If it weren’t for their sick obsession with race, the national media would have next to nothing to talk about.
The October issue of The Atlantic magazine features a long essay by Ta-Nehisi Coates on President Trump being “The First White President,” a lament about the shame Americans should feel in electing a white man after a black one.
It’s been heralded by Coates’ media peers as a “blockbuster” and something to “admire,” since it goes on and on about racism and nothing else.
Legitimate reasons voters had for choosing Trump are legion (the suffocating politically-correct culture, immigration, Hillary Clinton’s laugh) but Coates chalked up the entire 2016 outcome to white racists and Trump’s whole agenda to bigotry.
“Replacing Obama is not enough—Trump has made the negation of Obama’s legacy the foundation of his own,” wrote Coates. “And this too is whiteness.”
Trump is attempting to undo the healthcare law, some of former President Barack Obama’s immigration directives, and maybe the nuclear deal with Iran.
In real life, that’s called “a somewhat-Republican president reversing a Democrat’s policies.”
For Coates, though, it’s “an entire nigger presidency … targeted for destruction or redemption, thus reifying the idea of being white.”
Trump has repeatedly threatened to terminate NAFTA, which was negotiated by Bill Clinton, another Democrat, but he’s white and doesn’t fit as neatly into Coates’ argument. So NAFTA went unmentioned in the essay.
A footnote might also have added that Trump, despite having been labeled a xenophobe and a racist in nearly every news article, outperformed 2012 GOP nominee Mitt Romney among both black and Latino voters. But that detail wasn’t there either.
Coates’ biggest screw-up, however, is the rest of his essay’s premise.
Reacting to Trump’s emotionally upsetting win, Coates wrote, “It is as if the white tribe united in demonstration to say, ‘If a black man can be president, then any white man—no matter how fallen—can be president.'”
This works if Coates’ admits that the “white tribe,” so nauseated by a black man in power, is the same one that elected Obama twice.
A Washington Post analysis in November found that Trump seized 209 of the 700 counties that voted for Obama both in 2008 and 2012. On average, the counties Trump flipped were about 80 percent white.
As the analysis put it, “Of the nearly 700 counties that twice sent Obama to the White House, a stunning one-third flipped to support Trump.”
Among the 207 counties that voted for Obama only once in either election, Trump took 194 of them.
Is the “white tribe” blind or did it simply believe Obama enjoyed a remarkably even Caribbean tan?
Did the white tribe mistake Obama’s soulful reprise of Al Green’s “Let’s Stay Together” for an audio recording of Mein Kampf?
Coates’ theory suggests that the voters who twice elected Obama (or even just once in 2012) suddenly woke up on Election Day in 2016 to a shock reveal that Obama didn’t have blonde hair and blue eyes.
“Wait, he’s black?

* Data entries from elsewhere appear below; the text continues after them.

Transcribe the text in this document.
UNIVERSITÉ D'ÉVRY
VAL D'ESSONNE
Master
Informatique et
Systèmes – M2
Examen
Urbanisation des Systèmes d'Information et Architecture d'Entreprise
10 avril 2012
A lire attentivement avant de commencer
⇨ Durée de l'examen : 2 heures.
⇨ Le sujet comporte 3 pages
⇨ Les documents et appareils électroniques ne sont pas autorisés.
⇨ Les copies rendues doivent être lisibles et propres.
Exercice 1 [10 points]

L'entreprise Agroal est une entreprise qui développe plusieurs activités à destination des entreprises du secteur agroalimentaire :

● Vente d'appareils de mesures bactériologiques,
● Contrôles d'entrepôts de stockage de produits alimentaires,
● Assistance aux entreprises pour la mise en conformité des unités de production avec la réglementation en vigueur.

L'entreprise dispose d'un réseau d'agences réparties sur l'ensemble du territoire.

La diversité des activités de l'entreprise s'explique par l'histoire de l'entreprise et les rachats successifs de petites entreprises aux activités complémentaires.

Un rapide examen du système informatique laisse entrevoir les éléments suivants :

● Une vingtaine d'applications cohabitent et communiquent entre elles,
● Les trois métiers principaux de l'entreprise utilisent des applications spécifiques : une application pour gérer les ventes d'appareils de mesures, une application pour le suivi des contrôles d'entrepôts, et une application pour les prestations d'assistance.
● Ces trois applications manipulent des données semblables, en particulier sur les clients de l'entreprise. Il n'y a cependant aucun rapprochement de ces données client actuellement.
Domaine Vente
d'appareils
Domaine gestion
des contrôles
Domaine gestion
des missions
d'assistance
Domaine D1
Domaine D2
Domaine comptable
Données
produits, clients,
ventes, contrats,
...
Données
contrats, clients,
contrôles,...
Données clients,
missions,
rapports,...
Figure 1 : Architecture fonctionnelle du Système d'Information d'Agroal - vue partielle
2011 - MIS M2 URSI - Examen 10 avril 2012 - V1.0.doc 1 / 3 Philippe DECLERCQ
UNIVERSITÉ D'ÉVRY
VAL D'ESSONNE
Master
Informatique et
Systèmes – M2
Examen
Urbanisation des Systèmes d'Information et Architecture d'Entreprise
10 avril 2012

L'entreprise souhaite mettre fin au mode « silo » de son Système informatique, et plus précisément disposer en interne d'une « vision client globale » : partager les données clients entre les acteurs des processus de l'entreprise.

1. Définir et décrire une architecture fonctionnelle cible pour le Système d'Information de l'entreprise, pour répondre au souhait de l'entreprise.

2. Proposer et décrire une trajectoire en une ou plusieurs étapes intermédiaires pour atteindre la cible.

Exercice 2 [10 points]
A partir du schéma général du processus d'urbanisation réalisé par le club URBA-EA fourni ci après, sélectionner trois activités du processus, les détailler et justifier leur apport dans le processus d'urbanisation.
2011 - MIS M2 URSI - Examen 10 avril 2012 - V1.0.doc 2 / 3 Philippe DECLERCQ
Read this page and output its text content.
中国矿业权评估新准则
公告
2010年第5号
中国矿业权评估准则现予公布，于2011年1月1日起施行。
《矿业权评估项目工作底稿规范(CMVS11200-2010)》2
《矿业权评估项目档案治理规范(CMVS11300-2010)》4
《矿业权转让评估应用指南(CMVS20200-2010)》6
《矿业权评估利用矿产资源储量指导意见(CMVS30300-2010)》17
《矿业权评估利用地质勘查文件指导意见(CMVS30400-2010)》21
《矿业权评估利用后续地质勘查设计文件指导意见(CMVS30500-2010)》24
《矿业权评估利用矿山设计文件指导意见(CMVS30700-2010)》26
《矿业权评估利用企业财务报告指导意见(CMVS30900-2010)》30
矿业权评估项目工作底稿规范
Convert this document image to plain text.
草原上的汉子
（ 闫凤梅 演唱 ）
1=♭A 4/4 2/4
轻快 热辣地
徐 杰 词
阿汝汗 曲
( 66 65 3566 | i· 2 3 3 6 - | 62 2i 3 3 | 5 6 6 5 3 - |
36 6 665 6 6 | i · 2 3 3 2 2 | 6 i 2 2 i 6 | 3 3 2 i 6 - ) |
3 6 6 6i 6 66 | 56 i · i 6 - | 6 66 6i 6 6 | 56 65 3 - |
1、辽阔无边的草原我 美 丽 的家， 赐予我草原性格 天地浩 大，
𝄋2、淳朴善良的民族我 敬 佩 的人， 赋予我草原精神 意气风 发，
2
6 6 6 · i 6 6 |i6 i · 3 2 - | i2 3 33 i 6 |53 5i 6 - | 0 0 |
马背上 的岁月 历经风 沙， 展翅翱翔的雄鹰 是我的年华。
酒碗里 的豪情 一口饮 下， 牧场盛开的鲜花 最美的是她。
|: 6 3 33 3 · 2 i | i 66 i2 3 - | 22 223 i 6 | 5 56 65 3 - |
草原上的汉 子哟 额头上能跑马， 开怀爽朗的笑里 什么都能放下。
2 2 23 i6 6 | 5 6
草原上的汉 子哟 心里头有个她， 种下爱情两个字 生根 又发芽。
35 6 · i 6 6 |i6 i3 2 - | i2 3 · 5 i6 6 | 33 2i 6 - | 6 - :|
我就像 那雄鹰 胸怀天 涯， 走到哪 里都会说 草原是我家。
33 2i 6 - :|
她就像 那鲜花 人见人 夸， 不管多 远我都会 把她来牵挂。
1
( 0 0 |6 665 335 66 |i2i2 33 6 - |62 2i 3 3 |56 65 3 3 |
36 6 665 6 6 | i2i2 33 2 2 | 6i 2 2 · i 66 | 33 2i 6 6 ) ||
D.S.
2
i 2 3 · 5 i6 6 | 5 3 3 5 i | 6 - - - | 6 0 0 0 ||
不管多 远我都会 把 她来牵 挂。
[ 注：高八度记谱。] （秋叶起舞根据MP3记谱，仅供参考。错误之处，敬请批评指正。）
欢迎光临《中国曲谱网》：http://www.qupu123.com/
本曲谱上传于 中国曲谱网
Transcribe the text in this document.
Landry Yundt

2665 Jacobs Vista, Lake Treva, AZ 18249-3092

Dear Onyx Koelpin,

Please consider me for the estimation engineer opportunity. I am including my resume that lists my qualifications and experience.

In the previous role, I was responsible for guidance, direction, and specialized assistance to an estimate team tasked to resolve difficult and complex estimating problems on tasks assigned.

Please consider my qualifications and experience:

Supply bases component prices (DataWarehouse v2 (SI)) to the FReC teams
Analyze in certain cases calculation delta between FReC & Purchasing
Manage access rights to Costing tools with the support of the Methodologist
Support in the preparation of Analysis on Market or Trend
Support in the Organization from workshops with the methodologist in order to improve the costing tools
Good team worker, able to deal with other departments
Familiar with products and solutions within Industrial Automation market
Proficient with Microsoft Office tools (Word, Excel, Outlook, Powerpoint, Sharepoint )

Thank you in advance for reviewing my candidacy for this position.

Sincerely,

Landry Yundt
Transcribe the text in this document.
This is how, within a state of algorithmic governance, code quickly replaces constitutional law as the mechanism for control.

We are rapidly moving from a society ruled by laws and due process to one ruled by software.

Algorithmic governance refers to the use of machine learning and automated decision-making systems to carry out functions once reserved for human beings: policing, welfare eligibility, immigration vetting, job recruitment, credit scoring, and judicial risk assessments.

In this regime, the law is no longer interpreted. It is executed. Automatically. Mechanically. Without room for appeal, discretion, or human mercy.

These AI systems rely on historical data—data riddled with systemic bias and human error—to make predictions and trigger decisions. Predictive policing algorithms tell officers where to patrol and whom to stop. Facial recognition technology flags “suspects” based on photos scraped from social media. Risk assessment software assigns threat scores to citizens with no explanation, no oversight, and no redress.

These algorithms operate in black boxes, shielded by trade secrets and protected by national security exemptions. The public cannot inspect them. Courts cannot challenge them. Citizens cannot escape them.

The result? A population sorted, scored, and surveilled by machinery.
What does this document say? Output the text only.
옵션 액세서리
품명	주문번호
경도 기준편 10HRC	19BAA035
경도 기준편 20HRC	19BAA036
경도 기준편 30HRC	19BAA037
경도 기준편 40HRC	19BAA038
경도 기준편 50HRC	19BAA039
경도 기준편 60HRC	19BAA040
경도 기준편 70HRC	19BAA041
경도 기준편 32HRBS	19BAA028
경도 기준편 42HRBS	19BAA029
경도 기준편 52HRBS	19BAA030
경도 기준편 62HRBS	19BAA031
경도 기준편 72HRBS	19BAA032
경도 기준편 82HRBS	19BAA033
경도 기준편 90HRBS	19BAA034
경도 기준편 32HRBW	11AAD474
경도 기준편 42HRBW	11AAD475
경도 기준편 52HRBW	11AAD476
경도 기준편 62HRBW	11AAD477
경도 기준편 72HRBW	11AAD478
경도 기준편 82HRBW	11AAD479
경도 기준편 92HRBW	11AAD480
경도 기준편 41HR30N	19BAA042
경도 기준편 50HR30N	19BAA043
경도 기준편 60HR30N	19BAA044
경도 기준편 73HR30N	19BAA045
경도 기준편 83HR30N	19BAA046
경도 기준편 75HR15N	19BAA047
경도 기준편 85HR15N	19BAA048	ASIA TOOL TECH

Save us, Trump!”
Two seconds spent Googling would lead anyone to view Coates’ argument as a mash-up of paranoia, victimhood, and (what is presumably) willful ignorance; otherwise known as — what media dreams are made of.
The New York Times last month ran an article on Trump’s “complicated” history with race.
It’s “complicated” in the sense that of all five black people the New York Times interviewed for the story, only one, the liberal MSNBC host Al Sharpton, would say that Trump is “racially exclusive.”
Everyone else, including Trump’s bi-racial ex-girlfriend, said they couldn’t recall any racial animus in their personal history with him.
Liberal New York Times columnist Charles Blow endlessly wallows in race victimhood. Last week, after Trump said he was ending Obama’s policy protecting illegal immigrants brought to the U.S. as children — Trump asked Congress to pass a new law to address it — Blow said Trump was sending a message that “continues to say in every way possible that power and privilege in America is primarily the provenance of people who are white, male, Christian and straight…”
He called support for Trump “an uplifting of whiteness to the detriment of non-whiteness.”
Unwilling to give in to the racial oppression apparently inspired by Trump, Blow berated 90-pound Trump supporter Kayleigh McEnany for touching his arm during an appearance on CNN in February.
Making the point that some in the media assume “sinister” motives by the president, McEnany put her arm on Blow’s shoulder and referred to him as her “left-wing counterpart,” who she said is, “unfair to Trump.”
As if she had just threatened to snatch his purse, Blow snapped back, “That’s not going to happen tonight, ma’am.” Making a shooing motion with his hand, he said, “No you’re not, no you’re not, no you’re not.”
It’s as if the collective media need a sympathetic friend to ask, “Is something wrong?”
The national media’s angry reflex to an election result they don’t like is to imagine a mass movement of whites pushing a new Jim Crow era.
But imagination isn’t reality, and this isn’t racism. It’s an obsession.
Eddie Scarry is a media reporter for the Washington Examiner.